44. Gear Up: Essentials for Phish Shows

Going to a Phish show, like most things in life, can benefit from some planning. Plainly speaking, nothing is required of you in preparation for a Phish show, but there are some tips and tricks we’ve picked up along the way to help ensure you have a pleasant evening at the show.

It seems obvious, but, please: take care of your shoes! You can’t dance for three hours in broken, worn-out shoes. Well, I mean, hey—you can dance barefoot all day and night if you want. But it helps to have nice, comfortable shoes. And thick socks—don’t forget about the socks!
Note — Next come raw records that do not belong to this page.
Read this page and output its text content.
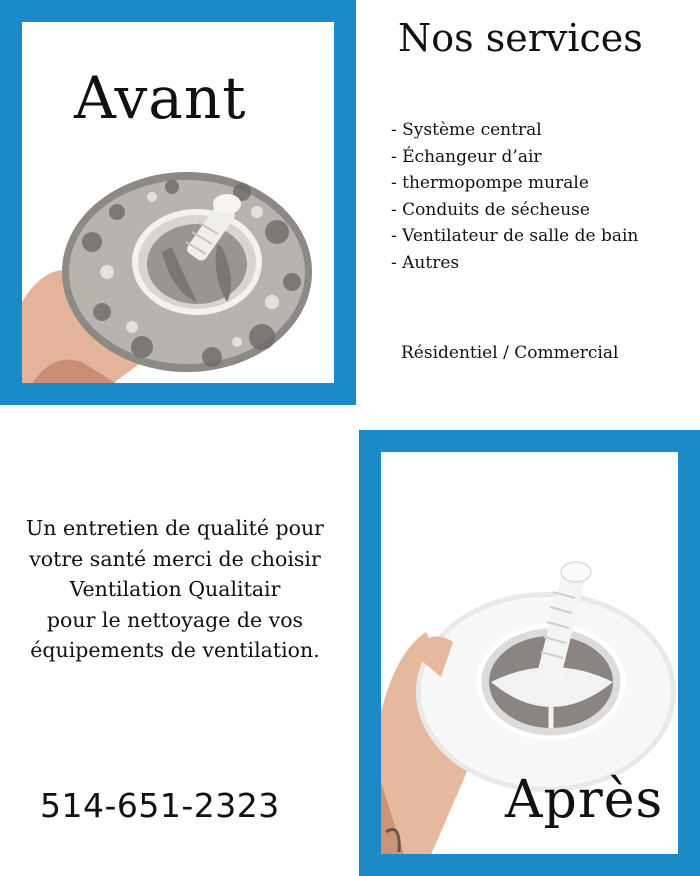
Avant
Nos services
- Système central
- Échangeur d’air
- thermopompe murale
- Conduits de sécheuse
- Ventilateur de salle de bain
- Autres
Résidentiel / Commercial
Un entretien de qualité pour
votre santé merci de choisir
Ventilation Qualitair
pour le nettoyage de vos
équipements de ventilation.
514-651-2323	Après
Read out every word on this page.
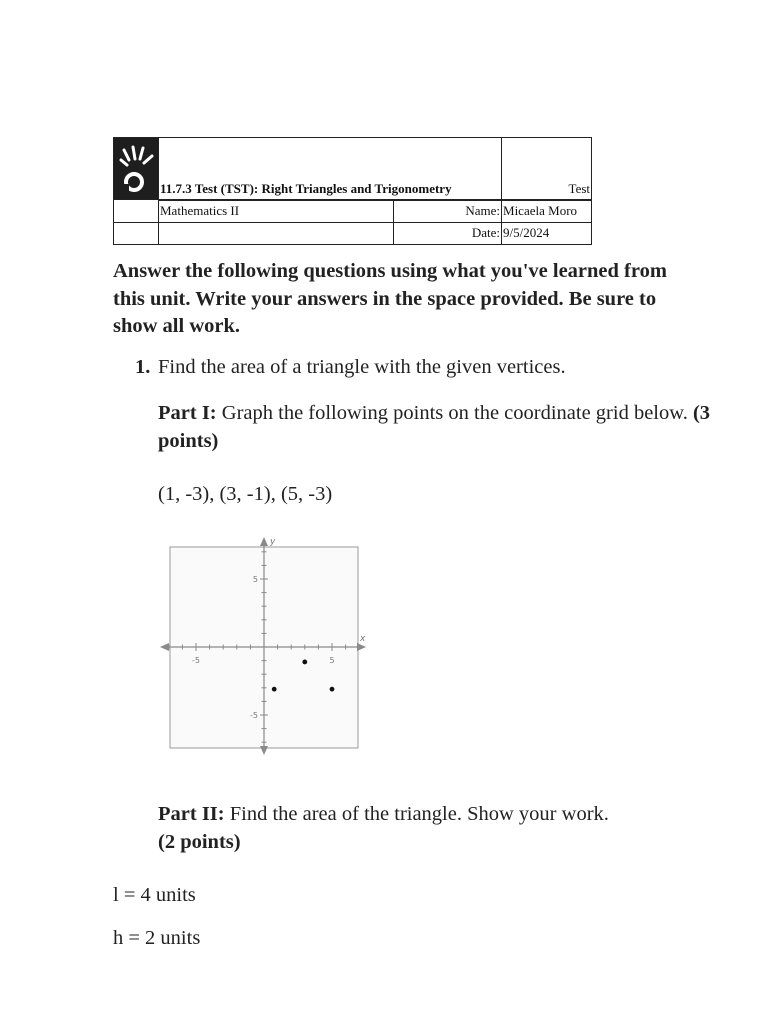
	11.7.3 Test (TST): Right Triangles and Trigonometry		Test
	Mathematics II	Name:	Micaela Moro
		Date:	9/5/2024

Answer the following questions using what you've learned from this unit. Write your answers in the space provided. Be sure to show all work.

1. Find the area of a triangle with the given vertices.

Part I: Graph the following points on the coordinate grid below. (3 points)

(1, -3), (3, -1), (5, -3)
x
y
-5	5
5
-5

Part II: Find the area of the triangle. Show your work.
(2 points)

l = 4 units
h = 2 units
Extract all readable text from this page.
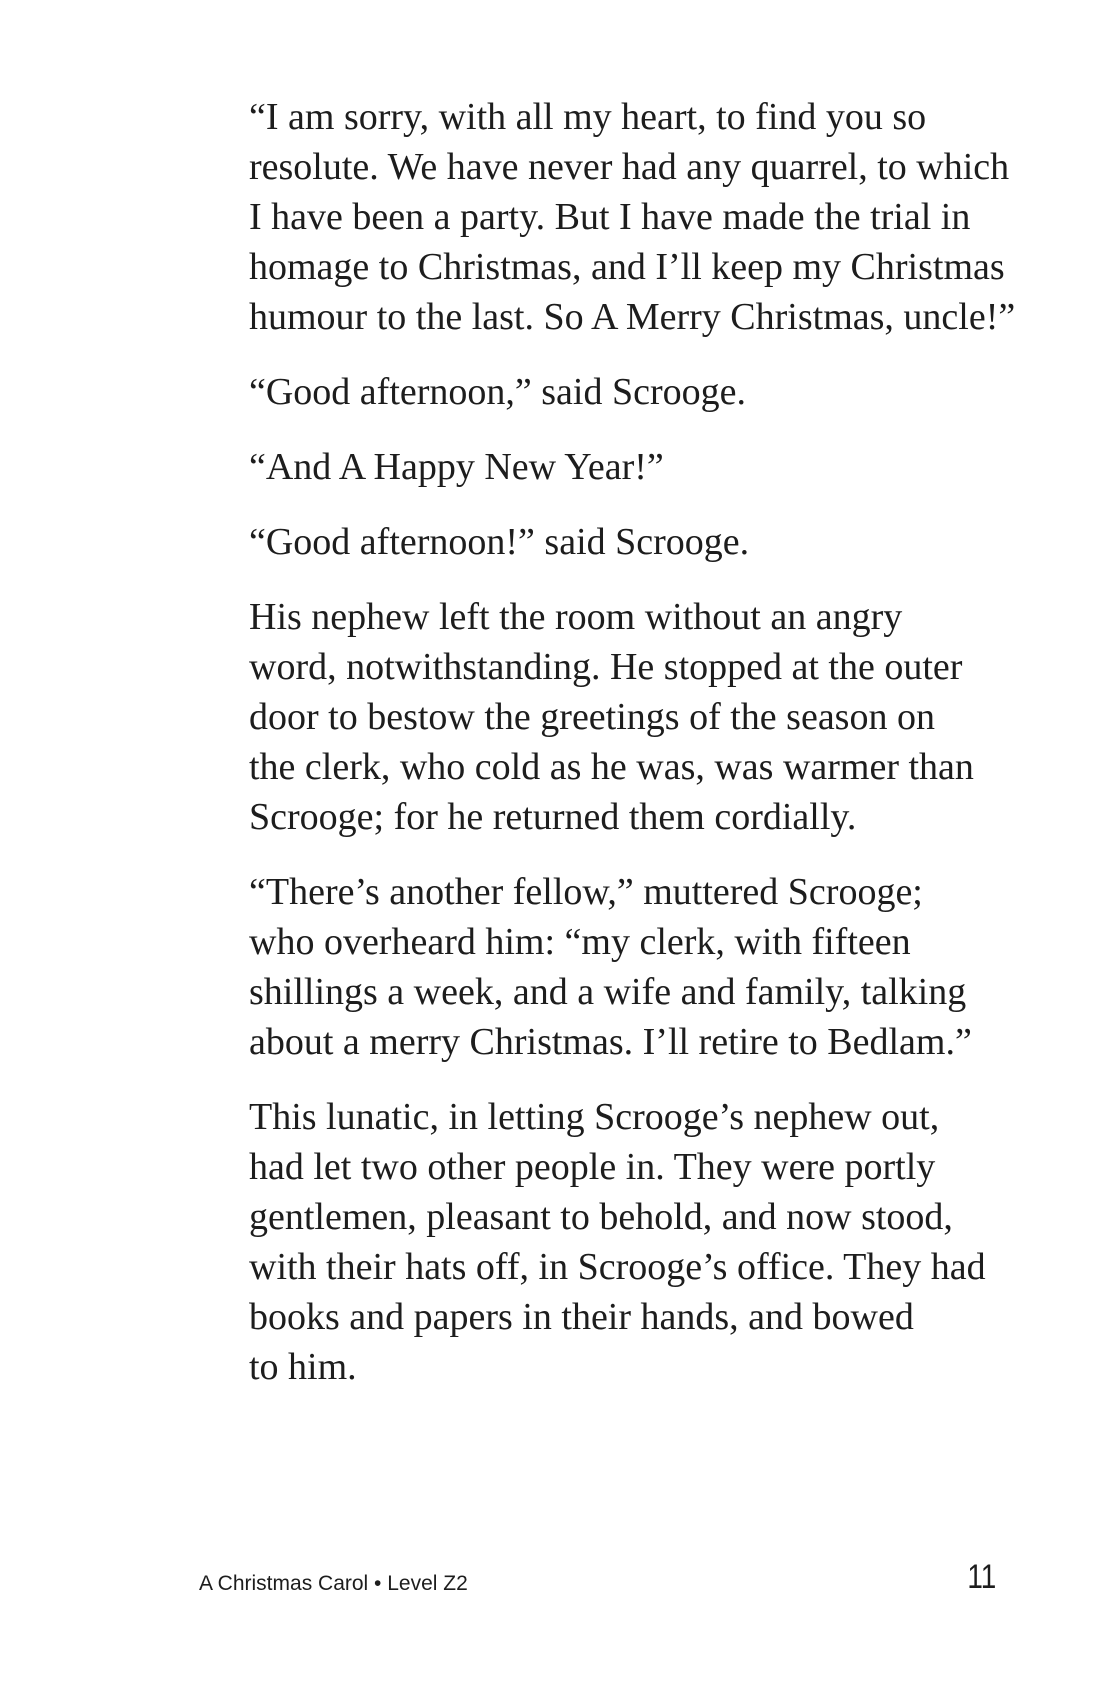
“I am sorry, with all my heart, to find you so
resolute. We have never had any quarrel, to which
I have been a party. But I have made the trial in
homage to Christmas, and I’ll keep my Christmas
humour to the last. So A Merry Christmas, uncle!”

“Good afternoon,” said Scrooge.

“And A Happy New Year!”

“Good afternoon!” said Scrooge.

His nephew left the room without an angry
word, notwithstanding. He stopped at the outer
door to bestow the greetings of the season on
the clerk, who cold as he was, was warmer than
Scrooge; for he returned them cordially.

“There’s another fellow,” muttered Scrooge;
who overheard him: “my clerk, with fifteen
shillings a week, and a wife and family, talking
about a merry Christmas. I’ll retire to Bedlam.”

This lunatic, in letting Scrooge’s nephew out,
had let two other people in. They were portly
gentlemen, pleasant to behold, and now stood,
with their hats off, in Scrooge’s office. They had
books and papers in their hands, and bowed
to him.

A Christmas Carol • Level Z2	11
Also, in regard to the hierarchy of needs, you have to stay hydrated. Water is your friend! And the sad truth of some venues across the United States is that they won’t sell you a bottle of water with the cap. (Except at the Baker’s Dozen where, after a few shows, MSG did allow concertgoers to keep their water bottle caps after being pressed upon by photographer Jeff Kravitz). But you can bring in your own bottle caps! I often bring a few just to share with anyone I see carrying open bottles of water. Of course, you can also bring in full, sealed water bottles or empty Nalgene bottles and fill up at water fountains or bathroom sinks. But sometimes water fountains are scarce and bathroom sinks are gross or only pour hot water. In any case, however you can swing it, stay hydrated!

Now, for everything else.

Some people bring in a lot of, shall we say, stuff? Party supplies come in all shapes and sizes, and some items are more cumbersome than others. I can only speak to the fashion versus utility choices I’ve made over the years to carry and contain various items in my stash. Of course, I would be remiss to point out that while I don’t condone illicit activity, most of these items would not be permitted inside a music venue. And so when considering how to smuggle goods into a venue, you basically have two fashionable options: cargo shorts or fanny pack.
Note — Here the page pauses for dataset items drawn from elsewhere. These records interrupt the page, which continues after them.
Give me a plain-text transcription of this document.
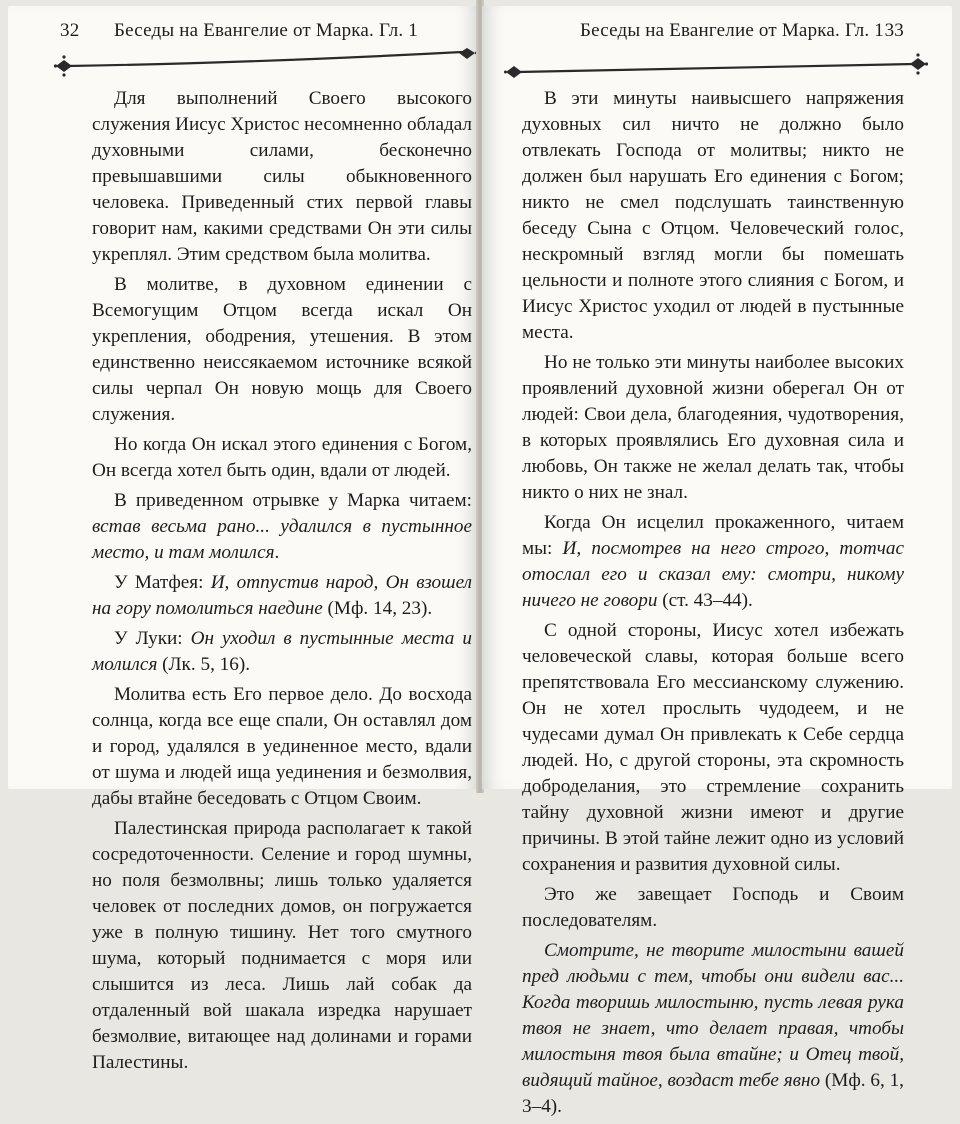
32 Беседы на Евангелие от Марка. Гл. 1

Для выполнений Своего высокого служения Иисус Христос несомненно обладал духовными силами, бесконечно превышавшими силы обыкновенного человека. Приведенный стих первой главы говорит нам, какими средствами Он эти силы укреплял. Этим средством была молитва.

В молитве, в духовном единении с Всемогущим Отцом всегда искал Он укрепления, ободрения, утешения. В этом единственно неиссякаемом источнике всякой силы черпал Он новую мощь для Своего служения.

Но когда Он искал этого единения с Богом, Он всегда хотел быть один, вдали от людей.

В приведенном отрывке у Марка читаем: встав весьма рано... удалился в пустынное место, и там молился.

У Матфея: И, отпустив народ, Он взошел на гору помолиться наедине (Мф. 14, 23).

У Луки: Он уходил в пустынные места и молился (Лк. 5, 16).

Молитва есть Его первое дело. До восхода солнца, когда все еще спали, Он оставлял дом и город, удалялся в уединенное место, вдали от шума и людей ища уединения и безмолвия, дабы втайне беседовать с Отцом Своим.

Палестинская природа располагает к такой сосредоточенности. Селение и город шумны, но поля безмолвны; лишь только удаляется человек от последних домов, он погружается уже в полную тишину. Нет того смутного шума, который поднимается с моря или слышится из леса. Лишь лай собак да отдаленный вой шакала изредка нарушает безмолвие, витающее над долинами и горами Палестины.

Беседы на Евангелие от Марка. Гл. 1 33

В эти минуты наивысшего напряжения духовных сил ничто не должно было отвлекать Господа от молитвы; никто не должен был нарушать Его единения с Богом; никто не смел подслушать таинственную беседу Сына с Отцом. Человеческий голос, нескромный взгляд могли бы помешать цельности и полноте этого слияния с Богом, и Иисус Христос уходил от людей в пустынные места.

Но не только эти минуты наиболее высоких проявлений духовной жизни оберегал Он от людей: Свои дела, благодеяния, чудотворения, в которых проявлялись Его духовная сила и любовь, Он также не желал делать так, чтобы никто о них не знал.

Когда Он исцелил прокаженного, читаем мы: И, посмотрев на него строго, тотчас отослал его и сказал ему: смотри, никому ничего не говори (ст. 43–44).

С одной стороны, Иисус хотел избежать человеческой славы, которая больше всего препятствовала Его мессианскому служению. Он не хотел прослыть чудодеем, и не чудесами думал Он привлекать к Себе сердца людей. Но, с другой стороны, эта скромность доброделания, это стремление сохранить тайну духовной жизни имеют и другие причины. В этой тайне лежит одно из условий сохранения и развития духовной силы.

Это же завещает Господь и Своим последователям.

Смотрите, не творите милостыни вашей пред людьми с тем, чтобы они видели вас... Когда творишь милостыню, пусть левая рука твоя не знает, что делает правая, чтобы милостыня твоя была втайне; и Отец твой, видящий тайное, воздаст тебе явно (Мф. 6, 1, 3–4).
And here’s another small piece of advice: if you’re bringing in something small, your sock is a great place to stash it.

And, yes, I can hear you. What about booze?, you’re wondering. Well, here’s the trick with bringing booze into a venue. Ready? If you want to sneak in a small half-pint or full-pint bottle of booze…just put it in your back pocket. That’s right; your back pocket. Most Phish shows I’ve been to have had security and metal detectors that are less concerned with pot or booze and more concerned about weapons, as they should be. And so, generally speaking, if you don’t make a scene about it, you’ll be okay. I’ve had security pat me down and feel a bottle of booze or a small pipe and all I get is a flat “Enjoy the show,” and I’m on my way.

Again, I don’t condone smuggling or substance abuse. And I imagine if you’re like me, a midthirties writer in NYC without children, you’ve discovered these tricks for yourself.

In that case, cheers! And, as always, imbibe with care and consideration to those around you. Don’t be the obnoxious, “over-served” fan at the show.